One of the questions I get asked most often by clients is “What form I should choose to start my new business?” Like many questions a lawyer gets asked, the answer is “it depends.”
The questions I ask a client to figure out the “it depends” are generally centered around the following 4 criteria:
- Appetite for personal liability
- Desire for pass-through taxation
- Concerns for cost and complexity
- Desire to raise outside capital
1. Liability. As to liability, I counsel my clients to avoid sole proprietorships and partnerships as these entity forms do not protect individuals from liability. If they are just starting out and have no assets to speak of, these structures may be an option, but the window for when they make sense is limited and closes quickly as the company is successful, so my advice is to avoid these forms altogether. Also, there are limited liability partnerships for some professions, but again these are not preferred forms, for although one partner may not be liable for the other partners, they are still personally liable for their own actions. Go with LLC’s and Corporations whenever possible.
2. Taxation. The basic rule of thumb is that most people would prefer pass though taxation. Even if an entity is taxed at a lower corporate rate, getting taxed once is generally preferable to getting taxed twice. Tax is not double-mint gum with double the fun! Many of the entities we use for liability reasons can also offer pass through taxation, namely the LLC and the “S” corp. If you want more detail, the National Association of Tax Professionals has a great chart here: https://www.natptax.com/TaxKnowledgeCenter/FederalTaxInformation/Documents/Chart%20of%20Entity%20Comparison.pdf
3. Cost and complexity. For many folks just starting out, having a huge legal bill at the beginning is not a great way to get a company off on the right foot, however, the old adage of being penny-wise and pound foolish certainly applies here. Many of my customers have used services like Legal Zoom, Clerky or Cooley Go to set up their companies, and inevitably find their way to me to clean up the mess they have made. It isn’t that any of these services are bad per se, it is just that there are so many nuances around setting up an entity that you really don’t want to get it wrong. As a general rule, the cheapest entity to set up and manage is the sole proprietorship because it is the least complex, it generally just requires a DBA in the county where the business is located. An LLC is the next lowest in terms of cost and complexity, then partnerships and lastly corporations. The more complex the structure the more expensive it is to set up and to maintain with periodic filings and shareholder/board meetings. Another factor to be considered is in what state you are setting up the company and where you do business, if you are in multiple states you will need to register in each state where you have certain minimum contacts.

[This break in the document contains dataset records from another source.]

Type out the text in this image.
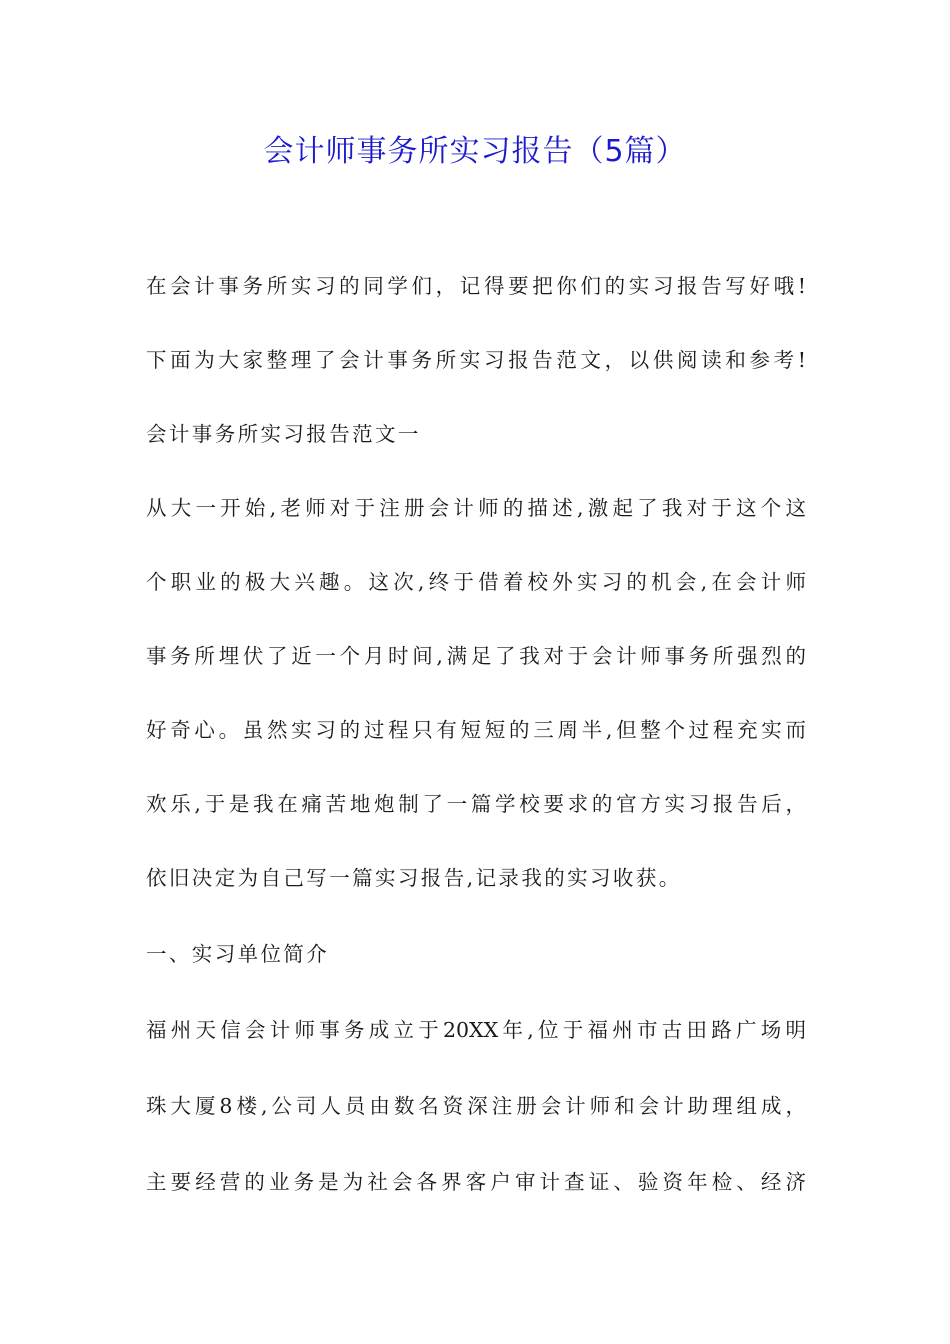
会计师事务所实习报告（5篇）

在会计事务所实习的同学们，记得要把你们的实习报告写好哦!

下面为大家整理了会计事务所实习报告范文，以供阅读和参考!

会计事务所实习报告范文一

从大一开始,老师对于注册会计师的描述,激起了我对于这个这

个职业的极大兴趣。这次,终于借着校外实习的机会,在会计师

事务所埋伏了近一个月时间,满足了我对于会计师事务所强烈的

好奇心。虽然实习的过程只有短短的三周半,但整个过程充实而

欢乐,于是我在痛苦地炮制了一篇学校要求的官方实习报告后，

依旧决定为自己写一篇实习报告,记录我的实习收获。

一、实习单位简介

福州天信会计师事务成立于20XX年,位于福州市古田路广场明

珠大厦8楼,公司人员由数名资深注册会计师和会计助理组成，

主要经营的业务是为社会各界客户审计查证、验资年检、经济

4. Desire to raise outside capital. Although this is the most complex area when it comes to creating the appropriate documentation, the determination is easy when it comes to deciding what entity to choose when attracting outside investors. If you intend to bring in money from venture capitalists and private equity there is only one reasonable choice, that is to create a Delaware corporation. That is what is expected because then the investors know the rules of the road and feel their investments are protected. You can try for a California corporation or to sell a membership interest in an LLC, but the expectations of a sophisticated investor will likely become a problem. The LLC and a closely held “S” Corp are great when you have a small group of investors, but can only scale so far, and will never be able to help your startup become the next Silicon Valley Unicorn or billion-dollar company.
Although the above criteria are starting points for a conversation, there are many nuances that can only be picked up in a conversation between a client and an experienced attorney. Such counsel will use years of experience to understand your potential needs and concerns, even if you haven’t yet identified them all. I highly recommend you have that conversation before you get too far down the road of setting up your business.